Engineering low-loss phonon polaritons in anisotropic 2D materials

Dr Qingdong Ou, Monash University

Polaritons, hybrid light-matter excitations, enable nanoscale control of light. Particularly large polariton field confinement and long lifetimes can be found in graphene and 2D van der Waals materials, opening new avenues for low-loss photonic applications. Here, we present our recent progress in the engineering of these nanoscale polaritons in anisotropic 2D materials [1]. The observation of anisotropic and ultra-low-loss polariton propagation along the surface of natural 2D material α-MoO₃ will be first introduced, which shows phonon polaritons with elliptic and hyperbolic in-plane dispersion [2]. To better utilize the low-loss directional polaritons, we developed a chemical intercalation method to reversibly control and switch the phonon polaritons [3] . Spatially controlled polariton switching was achieved with various in-plane heterostructure configurations and patterns. Very recently, we show how the hyperbolic polaritons in α-MoO₃ thin slabs were delicately manipulated by controlling the interlayer twist angle [4].

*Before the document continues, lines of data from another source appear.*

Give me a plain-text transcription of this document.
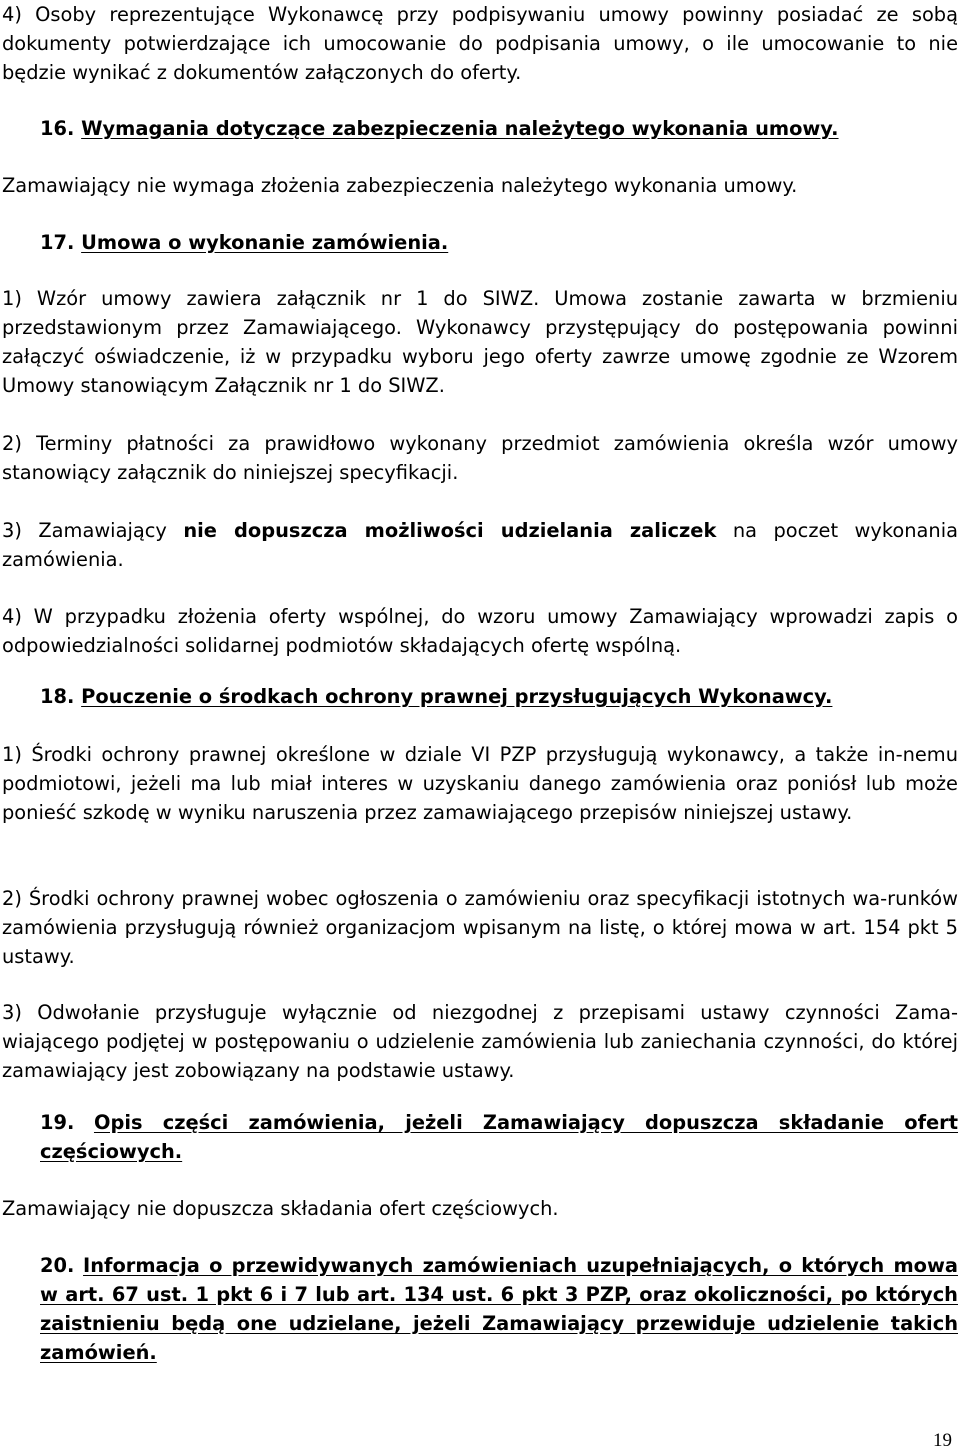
4) Osoby reprezentujące Wykonawcę przy podpisywaniu umowy powinny posiadać ze sobą dokumenty potwierdzające ich umocowanie do podpisania umowy, o ile umocowanie to nie będzie wynikać z dokumentów załączonych do oferty.

16. Wymagania dotyczące zabezpieczenia należytego wykonania umowy.

Zamawiający nie wymaga złożenia zabezpieczenia należytego wykonania umowy.

17. Umowa o wykonanie zamówienia.

1) Wzór umowy zawiera załącznik nr 1 do SIWZ. Umowa zostanie zawarta w brzmieniu przedstawionym przez Zamawiającego. Wykonawcy przystępujący do postępowania powinni załączyć oświadczenie, iż w przypadku wyboru jego oferty zawrze umowę zgodnie ze Wzorem Umowy stanowiącym Załącznik nr 1 do SIWZ.

2) Terminy płatności za prawidłowo wykonany przedmiot zamówienia określa wzór umowy stanowiący załącznik do niniejszej specyfikacji.

3) Zamawiający nie dopuszcza możliwości udzielania zaliczek na poczet wykonania zamówienia.

4) W przypadku złożenia oferty wspólnej, do wzoru umowy Zamawiający wprowadzi zapis o odpowiedzialności solidarnej podmiotów składających ofertę wspólną.

18. Pouczenie o środkach ochrony prawnej przysługujących Wykonawcy.

1) Środki ochrony prawnej określone w dziale VI PZP przysługują wykonawcy, a także in-nemu podmiotowi, jeżeli ma lub miał interes w uzyskaniu danego zamówienia oraz poniósł lub może ponieść szkodę w wyniku naruszenia przez zamawiającego przepisów niniejszej ustawy.

2) Środki ochrony prawnej wobec ogłoszenia o zamówieniu oraz specyfikacji istotnych wa-runków zamówienia przysługują również organizacjom wpisanym na listę, o której mowa w art. 154 pkt 5 ustawy.

3) Odwołanie przysługuje wyłącznie od niezgodnej z przepisami ustawy czynności Zama-wiającego podjętej w postępowaniu o udzielenie zamówienia lub zaniechania czynności, do której zamawiający jest zobowiązany na podstawie ustawy.

19. Opis części zamówienia, jeżeli Zamawiający dopuszcza składanie ofert częściowych.

Zamawiający nie dopuszcza składania ofert częściowych.

20. Informacja o przewidywanych zamówieniach uzupełniających, o których mowa w art. 67 ust. 1 pkt 6 i 7 lub art. 134 ust. 6 pkt 3 PZP, oraz okoliczności, po których zaistnieniu będą one udzielane, jeżeli Zamawiający przewiduje udzielenie takich zamówień.
19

We experimentally observed tunable topological transitions from open (hyperbolic) to closed (elliptical) dispersion contours in twisted α-MoO₃ bilayers at a photonic magic twist angle. The theoretical analysis showed these transitions of in-plane hyperbolic polaritons are controlled by a topological quantity. At the transitions, the photonic dispersion of the resulting topological polaritons flattens, exhibiting low-loss tunable polariton canalization and diffractionless propagation. We envision such natural anisotropic 2D materials offer an unprecedented platform for controlling the flow of energy at the nanoscale.